Professor Bailey says in his book on "Plant Breeding": "It is necessary, on account of the indefiniteness of the term 'variety, to remember that only varieties true to seed, or races and sub-species, can bequeath their characteristics with any degree of certainty; inconstant species often designated as varieties are not considered in the theory of hybridization."

The development by crossing and selection of our native grapes, strawberries, blackberries, raspberries, and gooseberries has been quite rapid and satisfactory, but much remains yet to be done. The possibilities are shown by one test with the gooseberry. The blossoms of the wild species of Manitoba were pollinated with the pollen of Champion and Industry; over one hundred seedlings resulted, all of which were more vigorous than the wild species, with larger, thicker leaves, and some of them bear fruit as large as the Champion. Other indigenous fruits are as yet neglected, such as the sand-cherry (Prunus pumila), the dwarf Juneberry, and possibly the huckleberry.

In the mild and relatively equable parts of the earth the orange, lemon, citron, banana, date, fig, guava, loquat, persimmon, and even pineapple, have been developed so far by culture and selection.

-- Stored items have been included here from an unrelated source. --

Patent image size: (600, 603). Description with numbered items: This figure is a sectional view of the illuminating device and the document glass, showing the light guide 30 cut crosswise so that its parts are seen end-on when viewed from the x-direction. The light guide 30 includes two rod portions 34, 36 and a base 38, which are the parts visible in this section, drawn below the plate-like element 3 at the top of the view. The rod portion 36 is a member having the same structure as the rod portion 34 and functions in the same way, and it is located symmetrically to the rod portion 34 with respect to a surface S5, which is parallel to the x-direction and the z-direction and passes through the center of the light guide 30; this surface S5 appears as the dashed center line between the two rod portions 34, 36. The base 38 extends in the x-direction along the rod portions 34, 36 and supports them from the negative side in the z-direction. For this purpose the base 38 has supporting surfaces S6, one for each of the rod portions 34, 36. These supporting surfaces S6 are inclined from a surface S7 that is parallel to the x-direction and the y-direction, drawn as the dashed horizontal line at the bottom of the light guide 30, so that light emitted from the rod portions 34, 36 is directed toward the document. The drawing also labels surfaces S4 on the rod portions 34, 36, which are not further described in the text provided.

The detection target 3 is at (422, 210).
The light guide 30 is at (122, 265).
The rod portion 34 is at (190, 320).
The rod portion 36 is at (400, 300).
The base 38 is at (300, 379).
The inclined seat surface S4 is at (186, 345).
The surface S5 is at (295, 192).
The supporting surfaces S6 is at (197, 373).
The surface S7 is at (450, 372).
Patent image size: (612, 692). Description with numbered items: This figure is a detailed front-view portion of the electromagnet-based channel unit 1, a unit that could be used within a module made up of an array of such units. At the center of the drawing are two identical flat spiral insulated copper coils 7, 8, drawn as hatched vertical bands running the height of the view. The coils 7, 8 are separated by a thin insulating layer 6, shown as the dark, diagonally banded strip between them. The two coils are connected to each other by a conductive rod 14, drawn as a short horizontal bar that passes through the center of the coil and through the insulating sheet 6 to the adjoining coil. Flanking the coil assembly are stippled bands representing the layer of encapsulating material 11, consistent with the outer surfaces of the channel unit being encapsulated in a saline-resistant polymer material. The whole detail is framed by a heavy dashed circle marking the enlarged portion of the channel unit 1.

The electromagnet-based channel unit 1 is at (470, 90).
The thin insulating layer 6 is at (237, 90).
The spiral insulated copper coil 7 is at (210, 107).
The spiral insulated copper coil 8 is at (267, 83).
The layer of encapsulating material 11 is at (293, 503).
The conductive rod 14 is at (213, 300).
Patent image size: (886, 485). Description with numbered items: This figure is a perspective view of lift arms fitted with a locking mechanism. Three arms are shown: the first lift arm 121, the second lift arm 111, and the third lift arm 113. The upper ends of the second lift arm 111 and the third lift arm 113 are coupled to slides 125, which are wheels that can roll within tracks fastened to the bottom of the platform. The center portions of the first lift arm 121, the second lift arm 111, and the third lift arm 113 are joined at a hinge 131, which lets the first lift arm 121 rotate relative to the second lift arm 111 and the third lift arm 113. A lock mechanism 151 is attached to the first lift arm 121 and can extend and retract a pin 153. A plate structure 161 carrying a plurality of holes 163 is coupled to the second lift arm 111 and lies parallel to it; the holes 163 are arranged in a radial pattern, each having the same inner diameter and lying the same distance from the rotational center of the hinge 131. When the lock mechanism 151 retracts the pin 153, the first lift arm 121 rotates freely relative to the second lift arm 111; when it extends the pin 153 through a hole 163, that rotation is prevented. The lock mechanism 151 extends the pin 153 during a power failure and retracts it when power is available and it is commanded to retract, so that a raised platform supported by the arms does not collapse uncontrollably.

So far as known no attempt has been made to improve any of them by crossing or hybridizing. Judging by advances made with other fruits it would prove valuable work to cross the Japan persimmons with our native species, the St. Johns River oranges with the hardy, rather dwarf types of north Japan, the common figs of the South with the best varieties from Smyrna, the common mission date palm of Arizona with the best grown in Algeria. Still other lines of profitable crossing will occur to the mind, especially in Cuba, Porto Rico, and Mexico.